SKRIPSI Jurusan Geografi - Fakultas Ilmu Sosial UM, 2013

Ukuran Huruf:  Kecil  Sedang  Besar

ANALISIS POLA SPASIAL FASILITAS PELAYANAN KESEHATAN MENGGUNAKAN APLIKASI SISTEM INFORMASI GEOGRAFI (SIG) DI KECAMATAN KEPANJEN, KECAMATAN PAKISAJI DAN KECAMATAN PAGAK KABUPATEN MALANG

NOVITA AGUSTIN ANGGRAENI

Abstrak


ABSTRAK

 

Anggraeni, Novita Agustin. 2013. Analisis Pola Spasial Fasilitas Pelayanan Kesehatan menggunakan Aplikasi Sistem Informasi Geografi (SIG) di Kecamatan Kepanjen, Kecamatan Pakisaji dan Kecamatan Pagak Kabupaten Malang. Skripsi. Jurusan Geografi, Fakultas Ilmu Sosial, Universitas Negeri Malang. Pembimbing: (I) Bagus Setiabudi Wiwoho, S.Si., M.Si, (II) Purwanto, S.Si., M.Si.

 

Kata Kunci: pola spasial, sistem informasi geografi, fasilitas pelayanan kesehatan

 

Pertambahan jumlah penduduk setiap Tahunnya berdampak pada peningkatan kebutuhan penduduk sehingga perlu didukung fasilitas umum maupun fasilitas sosial. Fasilitas kesehatan menjadi fasilitas penting yang harus diperhatikan karena berhubungan dengan pembangunan manusia. Faktor lokasi dan keterjangkauan menjadi komponen utama dalam persentase kunjungan ataupun pemanfaatan fasilitas kesehatan. Permasalahan Dinas Kesehatan saat ini adalah masih belum memiliki sebaran fasilitas kesehatan secara visual dalam bentuk peta. Penyajian informasi dalam bentuk peta akan mempermudah masyarakat menemukan lokasi fasilitas kesehatan yang akan dituju. Kebijakan dalam penggunaan GIS dalam perencanaan infrastruktur dan manfaatnya juga akan membantu untuk memastikan keseimbangan spasial kepada para penerima manfaat.
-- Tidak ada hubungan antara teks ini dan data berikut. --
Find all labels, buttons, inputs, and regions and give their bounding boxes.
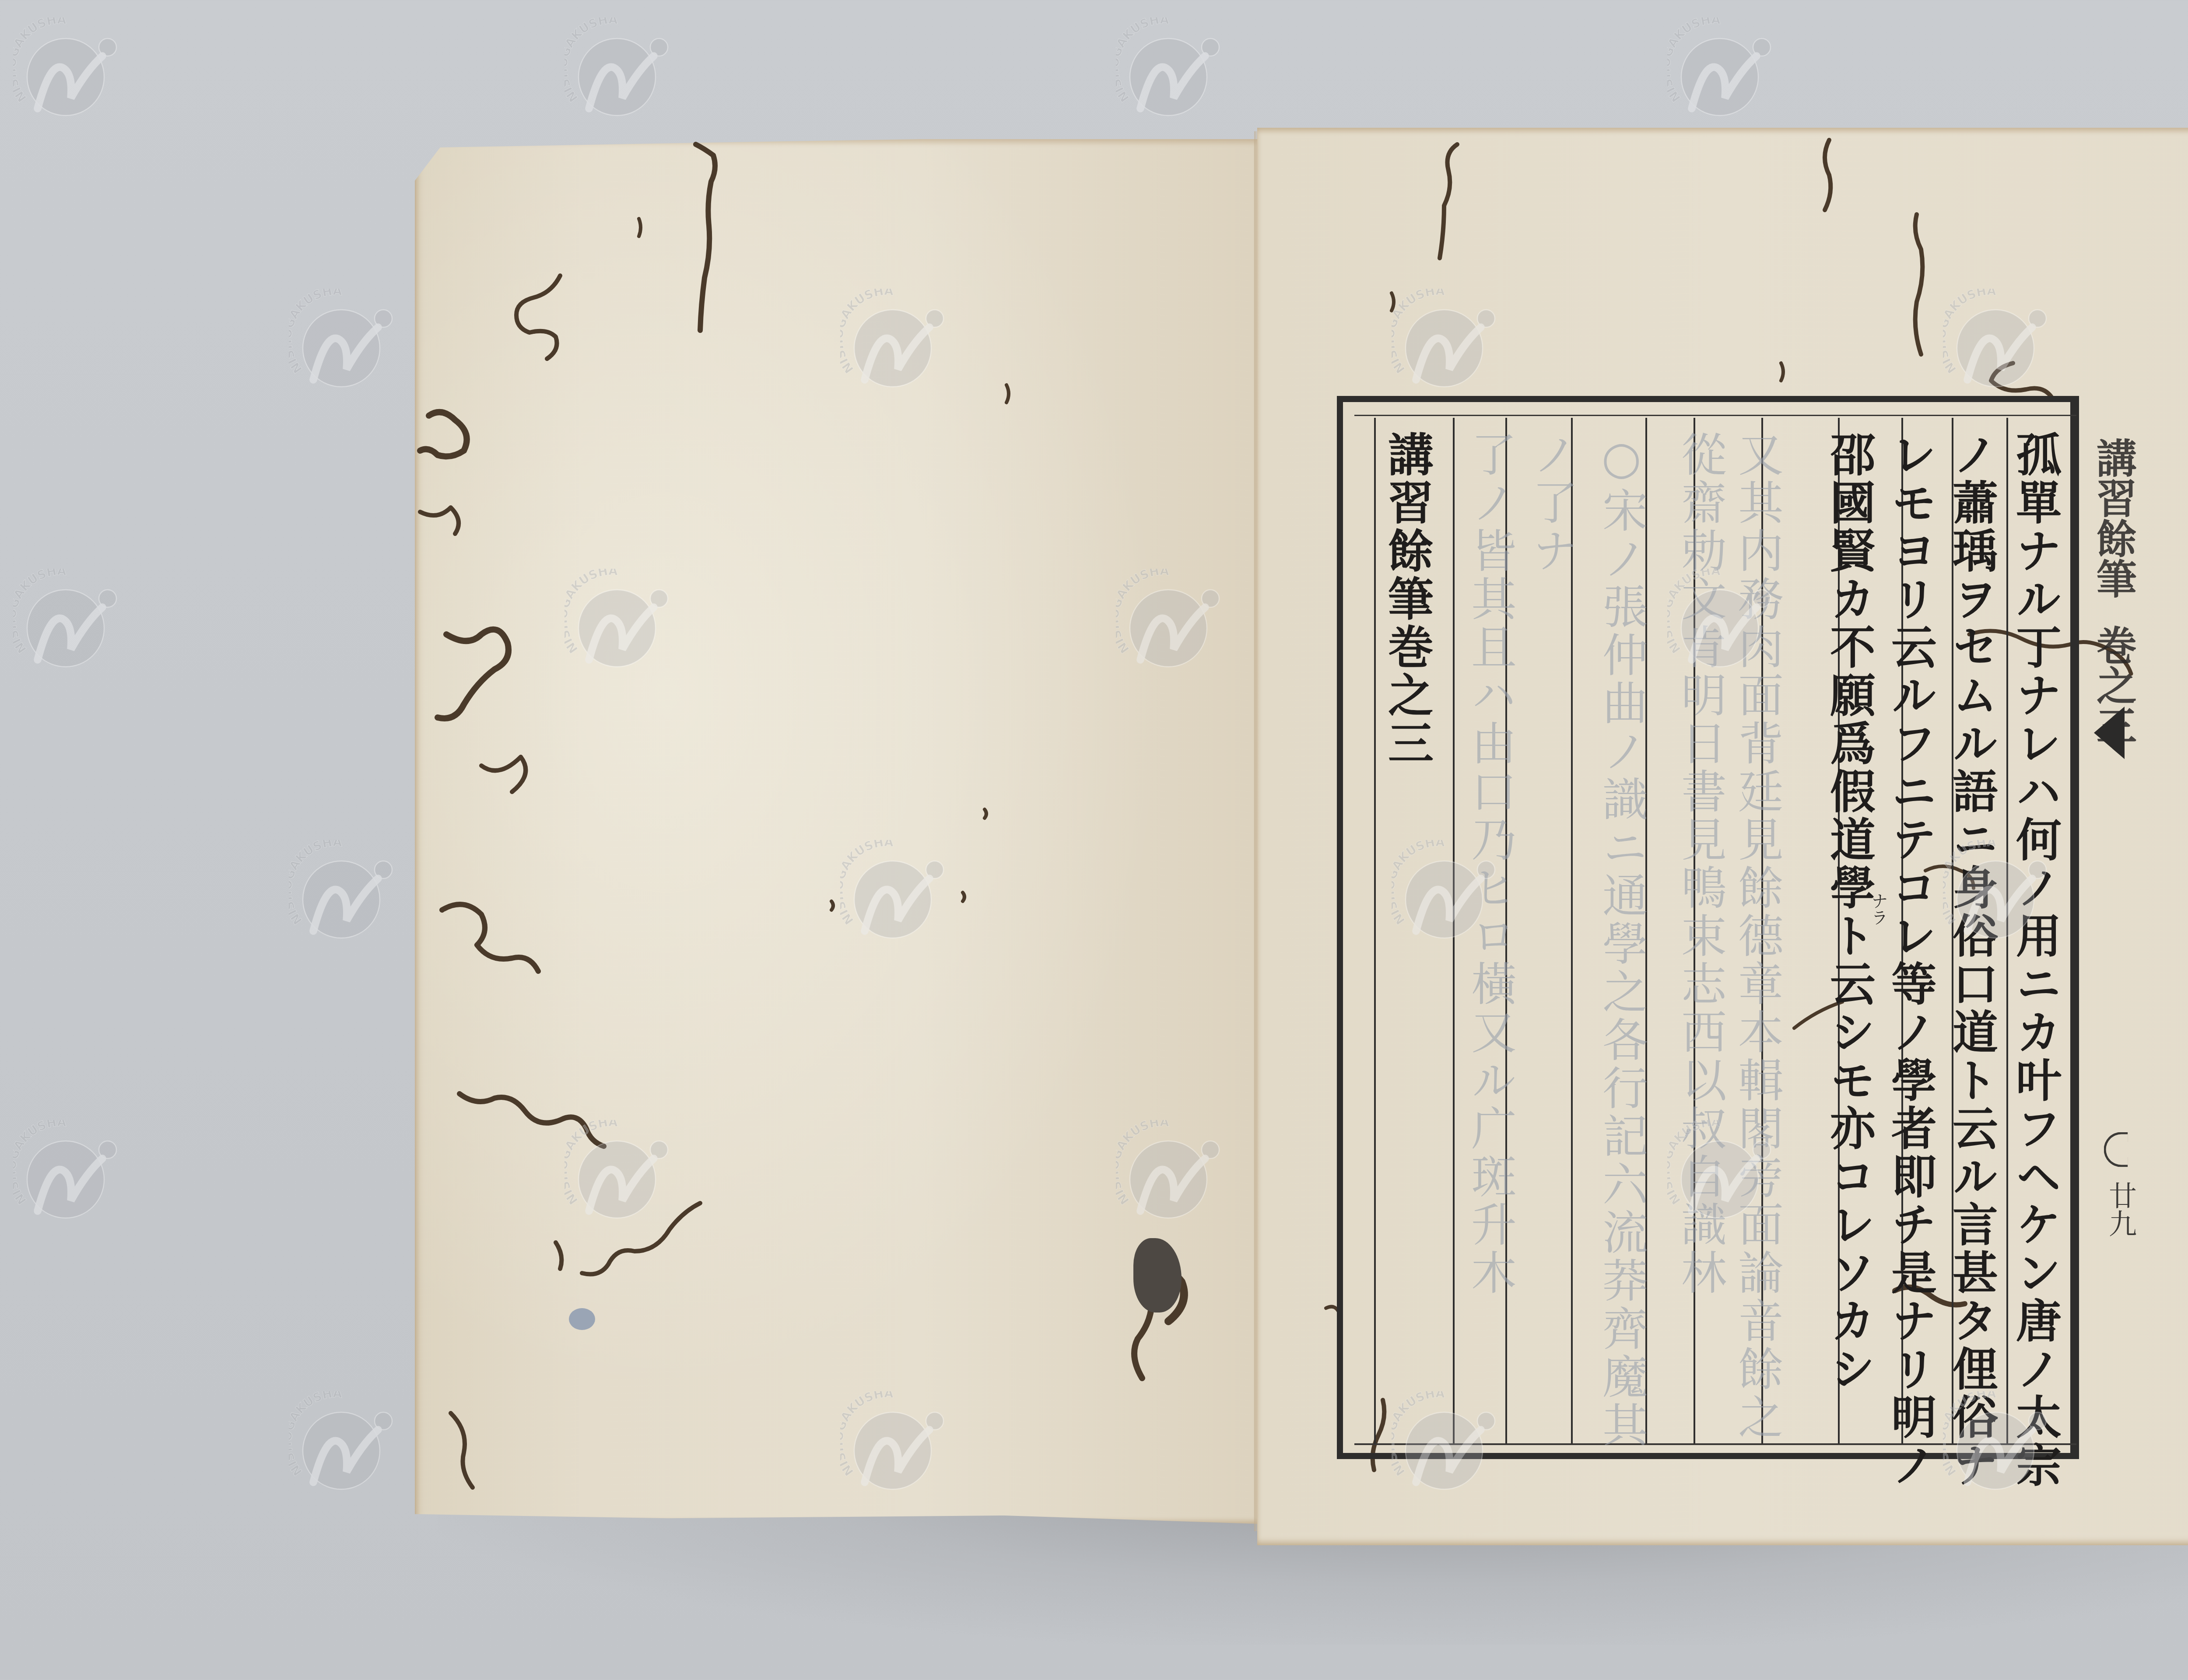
- nishogakusha-watermark-icon: NISHOGAKUSHA: [565, 1120, 670, 1225]
- nishogakusha-watermark-icon: NISHOGAKUSHA: [1943, 1391, 2048, 1496]
- nishogakusha-watermark-icon: NISHOGAKUSHA: [1116, 1120, 1221, 1225]
- nishogakusha-watermark-icon: NISHOGAKUSHA: [13, 569, 118, 674]
- nishogakusha-watermark-icon: NISHOGAKUSHA: [13, 1120, 118, 1225]
- nishogakusha-watermark-icon: NISHOGAKUSHA: [840, 289, 945, 394]
- text-column-4: 邵國賢カ不願爲假道學ト云シモ亦コレソカシ: [1820, 431, 1877, 1437]
- nishogakusha-watermark-icon: NISHOGAKUSHA: [1667, 569, 1772, 674]
- nishogakusha-watermark-icon: NISHOGAKUSHA: [1667, 1120, 1772, 1225]
- torn-hole: [569, 1308, 595, 1330]
- nishogakusha-watermark-icon: NISHOGAKUSHA: [1392, 1391, 1497, 1496]
- nishogakusha-watermark-icon: NISHOGAKUSHA: [289, 289, 394, 394]
- hanshin-title: 講習餘筆巻之三: [2090, 438, 2138, 746]
- nishogakusha-watermark-icon: NISHOGAKUSHA: [1116, 569, 1221, 674]
- nishogakusha-watermark-icon: NISHOGAKUSHA: [565, 569, 670, 674]
- show-through-column-8: ノ了ナ: [1523, 431, 1580, 1437]
- column-rule: [1374, 418, 1376, 1444]
- worm-damage-icon: [394, 131, 1269, 1553]
- nishogakusha-watermark-icon: NISHOGAKUSHA: [1116, 18, 1221, 122]
- show-through-column-7: ○宋ノ張仲曲ノ識ニ通學之各行記六流莽齊魔其: [1593, 431, 1650, 1437]
- fishtail-mark-icon: [2094, 707, 2125, 759]
- nishogakusha-watermark-icon: NISHOGAKUSHA: [565, 18, 670, 122]
- nishogakusha-watermark-icon: NISHOGAKUSHA: [1392, 289, 1497, 394]
- nishogakusha-watermark-icon: NISHOGAKUSHA: [840, 1391, 945, 1496]
- nishogakusha-watermark-icon: NISHOGAKUSHA: [1943, 289, 2048, 394]
- nishogakusha-watermark-icon: NISHOGAKUSHA: [840, 840, 945, 945]
- nishogakusha-watermark-icon: NISHOGAKUSHA: [1392, 840, 1497, 945]
- nishogakusha-watermark-icon: NISHOGAKUSHA: [1667, 18, 1772, 122]
- text-column-3: レモヨリ云ルフニテコレ等ノ學者即チ是ナリ明ノ: [1882, 431, 1939, 1437]
- hanshin-title-text: 講習餘筆: [2090, 438, 2137, 598]
- nishogakusha-watermark-icon: NISHOGAKUSHA: [289, 840, 394, 945]
- hanshin-rule: [2076, 396, 2079, 1459]
- nishogakusha-watermark-icon: NISHOGAKUSHA: [1943, 840, 2048, 945]
- ruby-annotation: ナラ: [1866, 892, 1890, 926]
- page-number: 廿九: [2096, 1181, 2144, 1237]
- nishogakusha-watermark-icon: NISHOGAKUSHA: [13, 18, 118, 122]
- nishogakusha-watermark-icon: NISHOGAKUSHA: [289, 1391, 394, 1496]
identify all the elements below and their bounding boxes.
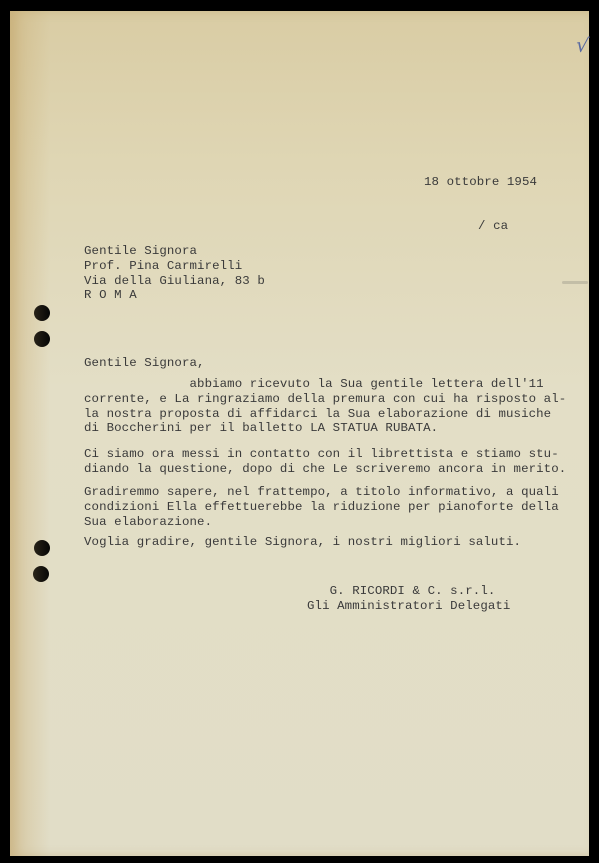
punch-hole — [33, 566, 49, 582]
paragraph-1: abbiamo ricevuto la Sua gentile lettera … — [84, 377, 566, 436]
paragraph-3: Gradiremmo sapere, nel frattempo, a tito… — [84, 485, 559, 529]
recipient-line: R O M A — [84, 288, 137, 302]
recipient-line: Via della Giuliana, 83 b — [84, 274, 265, 288]
letter-date: 18 ottobre 1954 — [424, 175, 537, 190]
reference-code: / ca — [478, 219, 508, 234]
paragraph-2: Ci siamo ora messi in contatto con il li… — [84, 447, 566, 477]
text-line: la nostra proposta di affidarci la Sua e… — [84, 407, 551, 421]
signature-line: G. RICORDI & C. s.r.l. — [307, 584, 495, 598]
check-mark: √ — [574, 32, 590, 58]
signature-block: G. RICORDI & C. s.r.l. Gli Amministrator… — [307, 584, 510, 614]
text-line: Sua elaborazione. — [84, 515, 212, 529]
punch-hole — [34, 305, 50, 321]
recipient-line: Gentile Signora — [84, 244, 197, 258]
text-line: diando la questione, dopo di che Le scri… — [84, 462, 566, 476]
recipient-address: Gentile Signora Prof. Pina Carmirelli Vi… — [84, 244, 265, 303]
punch-hole — [34, 331, 50, 347]
closing: Voglia gradire, gentile Signora, i nostr… — [84, 535, 521, 550]
signature-line: Gli Amministratori Delegati — [307, 599, 510, 613]
text-line: Gradiremmo sapere, nel frattempo, a tito… — [84, 485, 559, 499]
punch-hole — [34, 540, 50, 556]
text-line: di Boccherini per il balletto LA STATUA … — [84, 421, 438, 435]
paper-mark — [562, 281, 588, 284]
text-line: Ci siamo ora messi in contatto con il li… — [84, 447, 559, 461]
text-line: abbiamo ricevuto la Sua gentile lettera … — [84, 377, 544, 391]
recipient-line: Prof. Pina Carmirelli — [84, 259, 242, 273]
text-line: condizioni Ella effettuerebbe la riduzio… — [84, 500, 559, 514]
text-line: corrente, e La ringraziamo della premura… — [84, 392, 566, 406]
salutation: Gentile Signora, — [84, 356, 205, 371]
letter-page: √ 18 ottobre 1954 / ca Gentile Signora P… — [10, 11, 589, 856]
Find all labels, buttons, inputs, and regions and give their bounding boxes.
Tujuan penelitian ini adalah untuk mengkaji pola sebaran fasilitas pelayanan kesehatan, membandingkan pola jangkauan wilayah fasilitas pelayanan kesehatan dengan pemukiman, dan mengkaji hubungan pola spasial fasilitas pelayanan kesehatan dengan angka kesakitan penduduk di Kecamatan Kepanjen, Kecamatan Pakisaji dan Kecamatan Pagak Kabupaten Malang. Metode yang digunakan dalam penelitian ini adalah metode survey. Analisa data yang digunakan dengan memanfaatkan aplikasi ArcGis 9.3 yaitu average nearest neighbor (spatial statistic), buffer, clip dan matching. Selanjutnya dilakukan analisis secara deskriptif untuk memperjelas hasil penelitian.

Hasil penelitian ini menunjukkan bahwa: (1) Pola sebaran seluruh fasilitas kesehatan adalah menyebar (dispersed) dengan mempertimbangkan luas wilayah (2) Jangkauan fasilitas pelayanan kesehatan dengan pemukiman semua Kecamatan tergolong kategori dekat seluas 94,86 km2 (49,38%), sedang 61,91 km2 (32,23%), jauh 21,58 km2 (11,23%) dan sangat jauh 13,74 km2(7,15%). Jangkauan buffer juga mempertimbangkan jaringan jalan sehingga radius dekat akan lebih mudah. (3) Tidak terdapat hubungan spasial antara sebaran fasilitas kesehatan dengan angka kesakitan penduduk dari 4 jenis penyakit yaitu: (a) Nasopharingitis Akuta (common cold) ISPA, (b) Gastritis, (c) Diare & Gastroentris non Spesifik dan (d) Influenza, virus tidak teridentifikasi.